Longing for Peace

14 07 2014

By Greg Clark,
Integrated Communications

Church leaders were among the many guests who found images of peace amid stories of conflict at the National World War I Museum at Liberty Hall.

Church leaders were among the many guests who found images of peace amid stories of conflict at the National World War I Museum at Liberty Hall.

It would be easy to think the National World War I Museum at Liberty Memorial in Kansas City reflects battle, pain, and strife—and it does.

Even more, however, it tells of humankind’s yearning for peace.

To be sure, when Community of Christ leaders toured the site in May, they found many spectacles of warfare: tanks, trenches, and testimonies of tragedy. They also saw reflections of our desire for peace: red poppies depicting the Flanders Fields, where so many died in Belgium and France; 40-foot-tall carvings of Guardian Spirits, who symbolize protectors of peace; and the Great Frieze, a 488- by 48-foot sculpture that represents the end of the war and the creation of an era of peace.

Sadly, peace was short-lived. The war to end all wars didn’t. Since its first shots 100 years ago this month, wars have popped up across the world like mushrooms in a moist forest. Today people fight in Ukraine, and others needlessly die in places called Iraq, Afghanistan, Somalia, Syria, Sudan, and more.
All of this makes Christ’s mission—our mission—imperative.

“We have to learn about the causes of war to understand how to wage peace,” President Steve Veazey said during the tour. “We are to the best of our ability doing that.”

Many anniversaries are seen as celebrations. Not this one. No party hats, no cake, no reliving past glories. Rather, this centennial reminds of war’s horrific nature and humankind’s imperative to find different paths.

“For me, the claim as a peace church forces us to be aware and see the presence of non-peace in our midst, and it requires us to look into the ugly face of brokenness and conflict,” said Scott Murphy of the First Presidency.

“I was very supportive of coming here. It’s one thing to talk about peace around the table, but to see representations of [war] makes our work more critical.”

Apostle Susan Oxley echoed that sentiment: “I don’t think the church ever can be reconciled to war. We stand for looking for alternatives.
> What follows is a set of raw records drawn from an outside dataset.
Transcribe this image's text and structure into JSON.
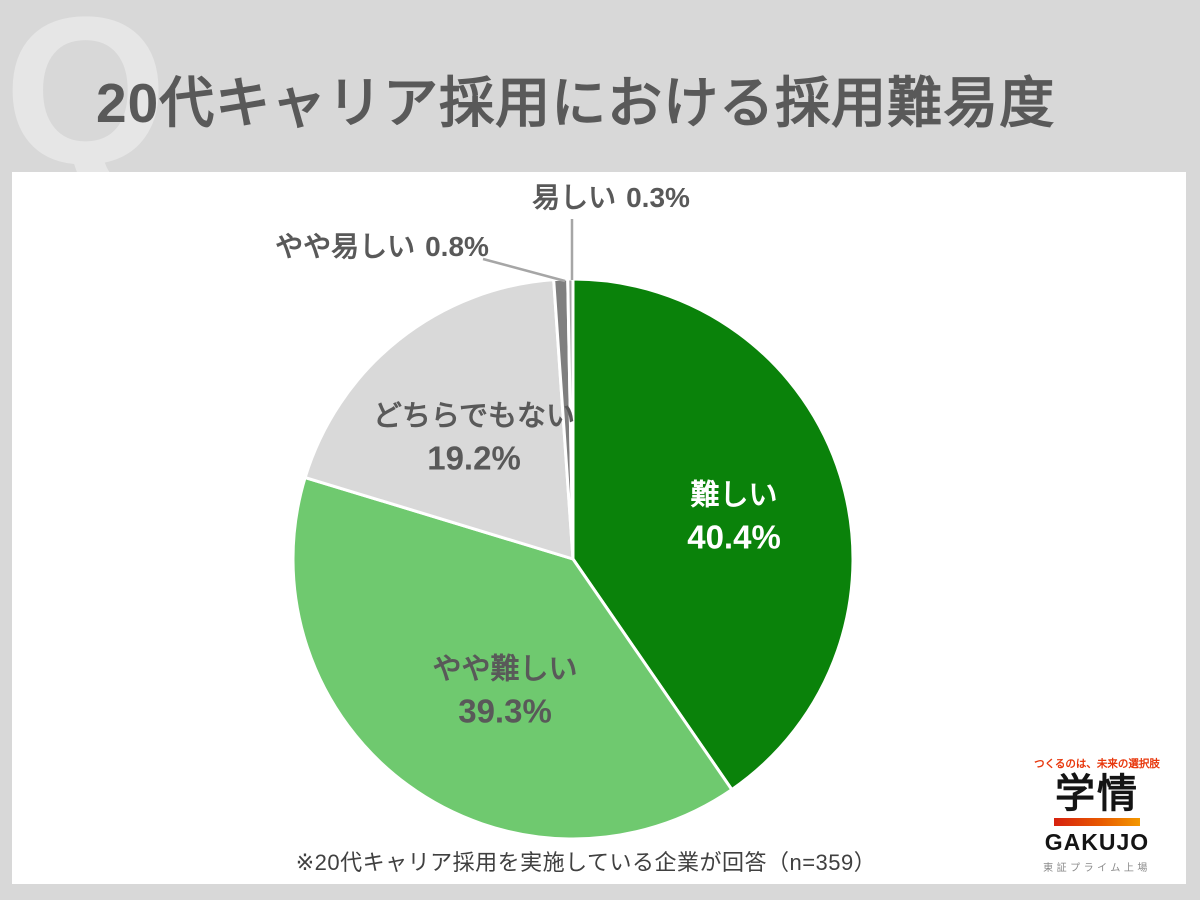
{
  "header": {
    "watermark": "Q",
    "title": "20代キャリア採用における採用難易度"
  },
  "chart_data": {
    "type": "pie",
    "title": "20代キャリア採用における採用難易度",
    "unit": "%",
    "start_angle_deg": 0,
    "direction": "clockwise",
    "legend_position": "in-slice and callout labels",
    "slices": [
      {
        "label": "難しい",
        "value": 40.4,
        "pct_text": "40.4%",
        "color": "#0a820a",
        "text_color": "#ffffff"
      },
      {
        "label": "やや難しい",
        "value": 39.3,
        "pct_text": "39.3%",
        "color": "#6fc96f",
        "text_color": "#595959"
      },
      {
        "label": "どちらでもない",
        "value": 19.2,
        "pct_text": "19.2%",
        "color": "#d9d9d9",
        "text_color": "#595959"
      },
      {
        "label": "やや易しい",
        "value": 0.8,
        "pct_text": "0.8%",
        "color": "#7f7f7f",
        "text_color": "#595959"
      },
      {
        "label": "易しい",
        "value": 0.3,
        "pct_text": "0.3%",
        "color": "#a6a6a6",
        "text_color": "#595959"
      }
    ]
  },
  "footnote": "※20代キャリア採用を実施している企業が回答（n=359）",
  "logo": {
    "tagline": "つくるのは、未来の選択肢",
    "name_jp": "学情",
    "name_en": "GAKUJO",
    "listing": "東証プライム上場"
  },
  "colors": {
    "page_background": "#d8d8d8",
    "panel_background": "#ffffff",
    "title_text": "#595959",
    "leader_line": "#a6a6a6",
    "logo_accent_red": "#e8380d",
    "logo_gradient_start": "#d6210f",
    "logo_gradient_end": "#f39800"
  }
}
War is alien to the gospel of Jesus Christ. His teachings are designed to solve conflict and encourage us to seek solutions.

“I support museums like this that don’t glorify war but present the horror of it.”

Historians cite many reasons for the start of World War I, which killed 9 million, wounded 21 million, and brought changes the world still feels today. Among the causes was widespread and fervent nationalism, still a force today.

World Church Historian Mark Scherer said that initially in World War I the church urged neutrality. “People were not supposed to join, but if drafted, to ‘do your duty.’ But there was a disconnect between the general church and the patriotic fervor most Americans held. With the enthusiasm of going ‘over there, over there,’ church members flocked to join.”

Not all members. F. Henry Edwards, an English citizen and future member of the First Presidency, was in England during the Great War. He was drafted but refused to fight, and he went to prison.

Over time, the church’s stance changed. Peter Judd described the shift in “RLDS Attitudes in World War I,” a 1975 article:

It appears evident that the Reorganized Church of Jesus Christ of Latter Day Saints moved from a position of strict neutrality with respect to the war in 1914 to a position of unqualified support for the United States and Allied nations by 1918.

Today leaders from the church, the museum, and others are seeking peaceful paths and hoping to learn from history. Among them is US Army Colonel Robert Ewing, who leads the 79th Service Support Command. His group toured the museum at the same time as the church leaders.

“Our chaplain unit is having ministry team training,” he explained. “We want them to practice exercising their faith…with people like those represented [in museum exhibits].”

Presiding Evangelist David Brock, like many other church leaders on the tour, holds hope that humankind will learn from the causes and tragedy of World War I.

“In a strange way, being aware of the reality of how horrible and costly war is presents one of our greatest hopes.”

Apostle Andrew Bolton said every generation must learn the lesson of peace over war. “In answer to nationalism, we’re an international church. That’s one of the social forces that pushes our peace mission.”

Apostle Linda Booth noted the irony of the US entrance into the war. It was April 6, 1917—the church’s birthday. While church members were celebrating their heritage, the nation was entering a dark period.

“We learn from our experiences of the past, mistakes in relationships that caused people to determine war was more important than reconciliation,” she said.“Here we see the stark reality of millions killed and families changed because leadership couldn’t [turn away from war].”

But Booth also found hope in the tour.

“I’m walking behind a tour of high school students who will see the reality of what war does, and hopefully they will become advocates for peace.”